Channel shift transformation commits overflow if images are uint8
Greetings,
An unsuspecting user can easily commit overflow when using ImageDataGenerator with channel_shift_range if he uses uint8 images, as is typical the case.
You can easily see that is the case just looking at the code:
From affine_transformation.py,
np.clip(x_channel + intensity,
min_x,
max_x)
I think at the very least the documentation should say something about this. The documentation on this transformation should be more descriptive anyway. Something like:
This transformation adds a different random constant to each channel of the image. Beware of overflows when using
dtype=uint8.
Some of the other transformations change the type of the input.
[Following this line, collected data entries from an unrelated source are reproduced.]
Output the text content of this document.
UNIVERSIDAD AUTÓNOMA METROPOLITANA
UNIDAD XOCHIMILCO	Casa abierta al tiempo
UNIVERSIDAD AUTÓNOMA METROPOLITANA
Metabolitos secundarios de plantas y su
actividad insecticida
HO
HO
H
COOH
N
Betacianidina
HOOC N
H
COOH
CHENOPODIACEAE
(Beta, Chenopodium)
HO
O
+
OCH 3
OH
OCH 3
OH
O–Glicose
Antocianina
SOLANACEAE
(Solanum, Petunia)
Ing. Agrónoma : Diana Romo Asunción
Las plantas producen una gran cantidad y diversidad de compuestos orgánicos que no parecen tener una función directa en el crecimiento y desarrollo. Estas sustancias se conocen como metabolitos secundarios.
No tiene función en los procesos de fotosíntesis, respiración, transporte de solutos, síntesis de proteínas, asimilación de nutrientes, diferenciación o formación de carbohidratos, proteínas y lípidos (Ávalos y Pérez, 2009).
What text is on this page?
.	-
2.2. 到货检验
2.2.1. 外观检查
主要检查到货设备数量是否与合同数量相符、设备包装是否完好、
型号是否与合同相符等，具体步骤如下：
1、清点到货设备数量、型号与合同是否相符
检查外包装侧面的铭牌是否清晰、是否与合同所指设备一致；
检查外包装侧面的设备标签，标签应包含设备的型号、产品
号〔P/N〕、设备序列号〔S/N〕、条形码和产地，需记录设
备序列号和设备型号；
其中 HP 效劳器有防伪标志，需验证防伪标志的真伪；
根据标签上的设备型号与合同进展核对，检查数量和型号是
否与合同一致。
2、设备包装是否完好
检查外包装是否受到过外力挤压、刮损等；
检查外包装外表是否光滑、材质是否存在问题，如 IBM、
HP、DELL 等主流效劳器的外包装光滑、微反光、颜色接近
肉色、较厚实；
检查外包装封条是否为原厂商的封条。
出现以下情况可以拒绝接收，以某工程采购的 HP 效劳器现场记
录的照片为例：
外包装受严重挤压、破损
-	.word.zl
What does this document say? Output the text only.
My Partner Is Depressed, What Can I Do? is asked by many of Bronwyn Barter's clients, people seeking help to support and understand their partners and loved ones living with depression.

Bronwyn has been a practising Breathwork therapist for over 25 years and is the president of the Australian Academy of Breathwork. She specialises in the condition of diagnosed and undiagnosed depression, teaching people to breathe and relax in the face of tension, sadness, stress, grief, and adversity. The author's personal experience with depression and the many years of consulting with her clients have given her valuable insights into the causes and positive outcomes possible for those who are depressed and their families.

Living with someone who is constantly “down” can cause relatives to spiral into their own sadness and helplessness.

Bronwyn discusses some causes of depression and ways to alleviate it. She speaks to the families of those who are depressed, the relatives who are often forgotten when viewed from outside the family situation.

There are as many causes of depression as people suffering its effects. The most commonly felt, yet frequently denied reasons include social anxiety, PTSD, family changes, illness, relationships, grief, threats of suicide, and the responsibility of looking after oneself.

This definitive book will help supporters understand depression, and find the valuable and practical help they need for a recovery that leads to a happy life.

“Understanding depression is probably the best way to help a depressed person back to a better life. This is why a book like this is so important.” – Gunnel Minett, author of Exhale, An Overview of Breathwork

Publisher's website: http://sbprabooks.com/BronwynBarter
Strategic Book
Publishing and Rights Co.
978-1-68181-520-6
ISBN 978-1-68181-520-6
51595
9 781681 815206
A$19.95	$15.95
Personally, I think the more consistent solution would be to just do that.
Reproducing the bug
from keras import datasets
from keras.preprocessing.image import ImageDataGenerator
import matplotlib.pyplot as plt
(X, _), _ = datasets.mnist.load_data()
x = X[0, :, :, None]
t = {'channel_shift_intensity': 150}
gen = ImageDataGenerator()
y = gen.apply_transform(x, t)
z = gen.apply_transform(x.astype(int), t)
plt.subplot(1, 3, 1)
plt.imshow(x[:, :, 0], cmap='gray')
plt.title('Original')
plt.subplot(1, 3, 2)
plt.imshow(y[:, :, 0], cmap='gray')
plt.title('Channel Shift w/uint8')
plt.subplot(1, 3, 3)
plt.imshow(z[:, :, 0], cmap='gray')
plt.title('Channel Shift w/int32')
plt.show()

Clipping values to avoid overflow comes at some costs. See this SO answer. So this is design decision to optimize for speed/memory or convenience. As this is a python library I would vote for some additional check to avoid the overflow.
No need to add code complexity. Just write in the documentation "avoid using uint8 data when using channel_shift_range". Maybe also do a warning when the user uses uint8 data. Something to avoid the unsuspecting user from shooting himself in the foot.
the unsuspecting user won't read the documentation first.
I cannot speak of other people, but saying that in the document would be enough for me. But add a warning then. Or just convert the type when it doesn't make sense. That's what packages like scikit-image do. I would not make the code slower just because some people might use uint8.